JOKER Track @ CLEF 2024: the Jokesters’ Approaches for
                         Retrieving, Classifying, and Translating Wordplay
                         Harouna Baguian1,† , Nina Ashley Huynh1
                         1
                             Ecole Nationale d’Ingénieurs de Brest, 945 Av. du Technopôle, 29280 Plouzané, France


                                         Abstract
                                         Humor-sensitive information retrieval presents unique challenges, particularly the need to understand wordplay
                                         and implicit cultural references. This paper presents our work on the JOKER 2024 track at CLEF.
                                             The first task will explore the use of TF-IDF (Term Frequency-Inverse Document Frequency) weighting
                                         combined with logistic regression to improve the efficiency of retrieving relevant humorous texts.
                                             The second task will focus on classifying humour texts based on genres and humor techniques. The architecture
                                         combines stacking and weighted voting approaches to optimize classification performance. The goal is to leverage
                                         the strengths of different base models to enhance classification accuracy.
                                             The third task will be to translate texts from English into French. Ensuring the preservation of meaning while
                                         maintaining fluency and contextual appropriateness is particularly difficult. To address this issue, we employ
                                         an approach based on the MarianMTModel, a neural machine translation model designed for translating text
                                         between various languages.

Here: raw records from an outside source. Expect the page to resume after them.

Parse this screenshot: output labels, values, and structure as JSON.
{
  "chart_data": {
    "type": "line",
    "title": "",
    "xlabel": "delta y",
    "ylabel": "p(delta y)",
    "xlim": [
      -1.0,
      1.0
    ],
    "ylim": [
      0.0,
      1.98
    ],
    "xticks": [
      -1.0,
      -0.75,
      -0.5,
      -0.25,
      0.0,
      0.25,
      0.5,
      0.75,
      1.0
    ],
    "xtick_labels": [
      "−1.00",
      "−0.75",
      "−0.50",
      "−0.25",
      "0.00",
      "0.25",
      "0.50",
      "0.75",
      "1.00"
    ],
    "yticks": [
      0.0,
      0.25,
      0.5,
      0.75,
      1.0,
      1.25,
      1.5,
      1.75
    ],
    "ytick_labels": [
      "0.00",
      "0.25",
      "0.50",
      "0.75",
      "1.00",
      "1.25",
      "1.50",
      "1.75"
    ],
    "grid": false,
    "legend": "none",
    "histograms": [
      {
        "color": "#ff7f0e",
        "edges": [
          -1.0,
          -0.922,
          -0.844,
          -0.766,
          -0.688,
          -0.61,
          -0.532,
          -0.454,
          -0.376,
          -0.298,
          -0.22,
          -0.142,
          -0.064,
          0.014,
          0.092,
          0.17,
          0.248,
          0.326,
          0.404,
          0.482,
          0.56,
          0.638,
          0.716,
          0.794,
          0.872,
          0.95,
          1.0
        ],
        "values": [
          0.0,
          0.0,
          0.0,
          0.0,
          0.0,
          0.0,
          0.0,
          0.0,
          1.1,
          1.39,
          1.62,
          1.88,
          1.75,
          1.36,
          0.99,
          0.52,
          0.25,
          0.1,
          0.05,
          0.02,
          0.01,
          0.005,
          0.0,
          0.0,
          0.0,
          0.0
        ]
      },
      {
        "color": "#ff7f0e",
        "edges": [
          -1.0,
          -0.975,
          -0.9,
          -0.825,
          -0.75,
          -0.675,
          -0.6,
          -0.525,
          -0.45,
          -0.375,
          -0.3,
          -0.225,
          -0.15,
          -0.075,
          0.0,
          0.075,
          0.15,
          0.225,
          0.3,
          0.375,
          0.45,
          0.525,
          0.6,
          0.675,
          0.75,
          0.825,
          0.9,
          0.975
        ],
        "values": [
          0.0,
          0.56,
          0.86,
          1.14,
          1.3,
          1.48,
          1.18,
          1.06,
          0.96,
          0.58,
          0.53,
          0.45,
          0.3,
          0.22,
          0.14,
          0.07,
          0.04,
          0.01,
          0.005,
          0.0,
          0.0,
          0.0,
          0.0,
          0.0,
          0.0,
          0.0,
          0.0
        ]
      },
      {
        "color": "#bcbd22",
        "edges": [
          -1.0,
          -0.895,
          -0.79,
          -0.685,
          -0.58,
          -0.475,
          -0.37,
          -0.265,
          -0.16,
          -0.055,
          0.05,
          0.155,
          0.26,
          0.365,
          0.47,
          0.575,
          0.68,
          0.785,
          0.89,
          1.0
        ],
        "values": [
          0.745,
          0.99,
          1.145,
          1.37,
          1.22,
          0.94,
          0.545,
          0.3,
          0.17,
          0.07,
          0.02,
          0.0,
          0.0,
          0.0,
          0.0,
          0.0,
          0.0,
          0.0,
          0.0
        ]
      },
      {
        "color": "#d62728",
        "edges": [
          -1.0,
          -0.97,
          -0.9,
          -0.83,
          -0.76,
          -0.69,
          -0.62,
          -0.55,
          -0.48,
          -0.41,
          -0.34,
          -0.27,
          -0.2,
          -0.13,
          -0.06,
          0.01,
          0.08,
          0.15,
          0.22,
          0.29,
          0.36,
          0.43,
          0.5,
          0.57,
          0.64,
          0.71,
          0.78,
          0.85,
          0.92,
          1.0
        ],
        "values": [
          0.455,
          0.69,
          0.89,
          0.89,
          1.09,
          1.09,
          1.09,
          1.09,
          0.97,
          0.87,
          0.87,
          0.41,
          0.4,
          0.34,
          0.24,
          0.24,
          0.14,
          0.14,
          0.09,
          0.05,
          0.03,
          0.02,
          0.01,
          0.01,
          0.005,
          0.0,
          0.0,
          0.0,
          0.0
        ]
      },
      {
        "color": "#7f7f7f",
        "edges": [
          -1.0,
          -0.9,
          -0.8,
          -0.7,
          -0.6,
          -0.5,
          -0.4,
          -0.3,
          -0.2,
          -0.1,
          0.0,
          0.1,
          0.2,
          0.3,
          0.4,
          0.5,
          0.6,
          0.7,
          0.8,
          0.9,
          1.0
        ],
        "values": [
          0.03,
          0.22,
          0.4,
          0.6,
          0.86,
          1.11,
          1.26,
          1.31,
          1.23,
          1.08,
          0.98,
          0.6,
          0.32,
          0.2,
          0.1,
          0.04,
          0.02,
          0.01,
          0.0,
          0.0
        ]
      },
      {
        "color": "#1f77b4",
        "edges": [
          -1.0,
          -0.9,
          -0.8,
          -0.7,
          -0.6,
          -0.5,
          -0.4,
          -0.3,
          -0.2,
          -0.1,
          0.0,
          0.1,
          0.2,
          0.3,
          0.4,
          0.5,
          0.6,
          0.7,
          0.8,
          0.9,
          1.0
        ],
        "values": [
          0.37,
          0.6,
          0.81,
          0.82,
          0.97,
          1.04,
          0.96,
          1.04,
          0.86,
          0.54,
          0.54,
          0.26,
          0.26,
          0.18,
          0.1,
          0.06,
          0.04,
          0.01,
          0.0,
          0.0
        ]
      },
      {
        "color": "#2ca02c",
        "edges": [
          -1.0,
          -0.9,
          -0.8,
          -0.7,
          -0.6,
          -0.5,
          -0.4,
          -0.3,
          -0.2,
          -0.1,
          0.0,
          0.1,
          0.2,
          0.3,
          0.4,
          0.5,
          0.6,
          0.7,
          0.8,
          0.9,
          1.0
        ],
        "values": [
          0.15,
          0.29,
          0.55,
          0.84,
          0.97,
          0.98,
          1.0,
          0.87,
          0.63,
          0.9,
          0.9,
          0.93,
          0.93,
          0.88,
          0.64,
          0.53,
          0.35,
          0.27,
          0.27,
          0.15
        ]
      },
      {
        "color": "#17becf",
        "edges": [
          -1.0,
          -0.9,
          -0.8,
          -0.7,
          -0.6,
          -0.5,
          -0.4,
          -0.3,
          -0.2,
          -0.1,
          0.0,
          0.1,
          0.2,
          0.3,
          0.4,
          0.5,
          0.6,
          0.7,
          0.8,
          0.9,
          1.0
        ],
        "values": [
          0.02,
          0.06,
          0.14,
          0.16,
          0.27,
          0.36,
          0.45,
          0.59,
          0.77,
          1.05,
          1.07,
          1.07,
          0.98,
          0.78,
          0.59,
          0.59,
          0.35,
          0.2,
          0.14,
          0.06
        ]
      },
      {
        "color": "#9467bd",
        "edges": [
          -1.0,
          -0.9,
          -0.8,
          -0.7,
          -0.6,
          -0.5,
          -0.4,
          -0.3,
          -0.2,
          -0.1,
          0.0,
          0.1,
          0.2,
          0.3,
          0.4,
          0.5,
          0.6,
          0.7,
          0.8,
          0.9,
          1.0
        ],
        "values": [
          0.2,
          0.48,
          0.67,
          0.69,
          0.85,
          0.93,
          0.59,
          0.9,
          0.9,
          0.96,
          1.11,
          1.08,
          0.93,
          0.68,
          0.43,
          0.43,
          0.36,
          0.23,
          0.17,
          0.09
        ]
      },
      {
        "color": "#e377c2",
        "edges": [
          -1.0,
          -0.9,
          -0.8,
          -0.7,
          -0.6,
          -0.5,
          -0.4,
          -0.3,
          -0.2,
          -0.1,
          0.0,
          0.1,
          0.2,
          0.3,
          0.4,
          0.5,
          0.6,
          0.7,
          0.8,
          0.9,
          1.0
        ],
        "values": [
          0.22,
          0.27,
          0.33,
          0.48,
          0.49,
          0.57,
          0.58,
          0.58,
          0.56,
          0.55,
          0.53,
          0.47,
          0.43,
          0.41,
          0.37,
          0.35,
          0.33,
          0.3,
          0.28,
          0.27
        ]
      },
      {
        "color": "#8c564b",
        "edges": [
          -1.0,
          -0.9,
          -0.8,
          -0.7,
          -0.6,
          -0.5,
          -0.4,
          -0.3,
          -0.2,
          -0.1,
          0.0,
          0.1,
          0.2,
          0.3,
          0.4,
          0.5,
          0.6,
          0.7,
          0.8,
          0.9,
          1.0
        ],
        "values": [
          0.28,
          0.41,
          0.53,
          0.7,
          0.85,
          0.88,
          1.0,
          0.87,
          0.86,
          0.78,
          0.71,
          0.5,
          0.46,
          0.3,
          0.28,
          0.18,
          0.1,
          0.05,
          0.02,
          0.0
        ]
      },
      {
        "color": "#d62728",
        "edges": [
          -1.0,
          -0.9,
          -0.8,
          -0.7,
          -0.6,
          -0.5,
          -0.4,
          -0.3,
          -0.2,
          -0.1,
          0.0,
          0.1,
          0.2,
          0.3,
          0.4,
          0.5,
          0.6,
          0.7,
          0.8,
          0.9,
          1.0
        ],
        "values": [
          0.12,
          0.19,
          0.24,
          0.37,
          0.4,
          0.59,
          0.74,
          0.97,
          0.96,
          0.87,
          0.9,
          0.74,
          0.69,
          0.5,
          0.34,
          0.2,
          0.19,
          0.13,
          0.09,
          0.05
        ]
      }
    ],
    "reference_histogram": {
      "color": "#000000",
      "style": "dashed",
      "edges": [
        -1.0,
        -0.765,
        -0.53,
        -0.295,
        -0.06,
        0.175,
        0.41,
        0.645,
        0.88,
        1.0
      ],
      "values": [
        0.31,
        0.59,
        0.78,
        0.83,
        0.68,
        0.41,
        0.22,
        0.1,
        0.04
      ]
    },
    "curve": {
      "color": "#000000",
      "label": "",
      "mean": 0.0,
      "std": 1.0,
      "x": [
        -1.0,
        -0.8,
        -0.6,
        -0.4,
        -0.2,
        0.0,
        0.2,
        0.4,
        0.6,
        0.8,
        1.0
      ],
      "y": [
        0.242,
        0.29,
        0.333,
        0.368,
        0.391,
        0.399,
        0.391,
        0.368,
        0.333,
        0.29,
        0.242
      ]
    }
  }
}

                                         Keywords
                                         Logistic Regression, Machine learning, TF-IDF, SVC, DecisionTreeClassifier, RandomForestClassifier, Gradient-
                                         BoostingClassifier, DecisionTreeClassifier, Stacking, voting, MarianMTModel, Fine-tuning,


                         Introduction
                         The JOKER workshop aims to foster reseaarch about the computational processing of humour and
                         worplay [1]. The 2024 edition at CLEF proposes three tasks:
                            Task 1 of JOKER 2024 focuses on retrieving humorous texts in response to specific queries. This
                         includes detecting and locating puns in a collection of documents. This part describes an approach
                         using TF-IDF weighting and logistic regression for this task.
                            Task 2 is about Classifying humor. It is a complex task, given the diversity of genres and techniques
                         involved. In order to deal with this complexity, we have developed a hybrid architecture combining
                         several machine learning classifiers via stacking and voting approaches. This architecture aims to
                         improve overall performance by exploiting the strengths of each classifier for different classes.
                            Task 3 concerns Translating texts which is a complex challenge. It is difficult to preserve the meaning
                         of the sentence in humorous texts or texts with puns. There are many considerations to produce
                         accurate, fluent and contextually appropriate translations. In order to provide a solution to this problem,
                         we use an approach based on the machine translation model ’MarianMTModel’.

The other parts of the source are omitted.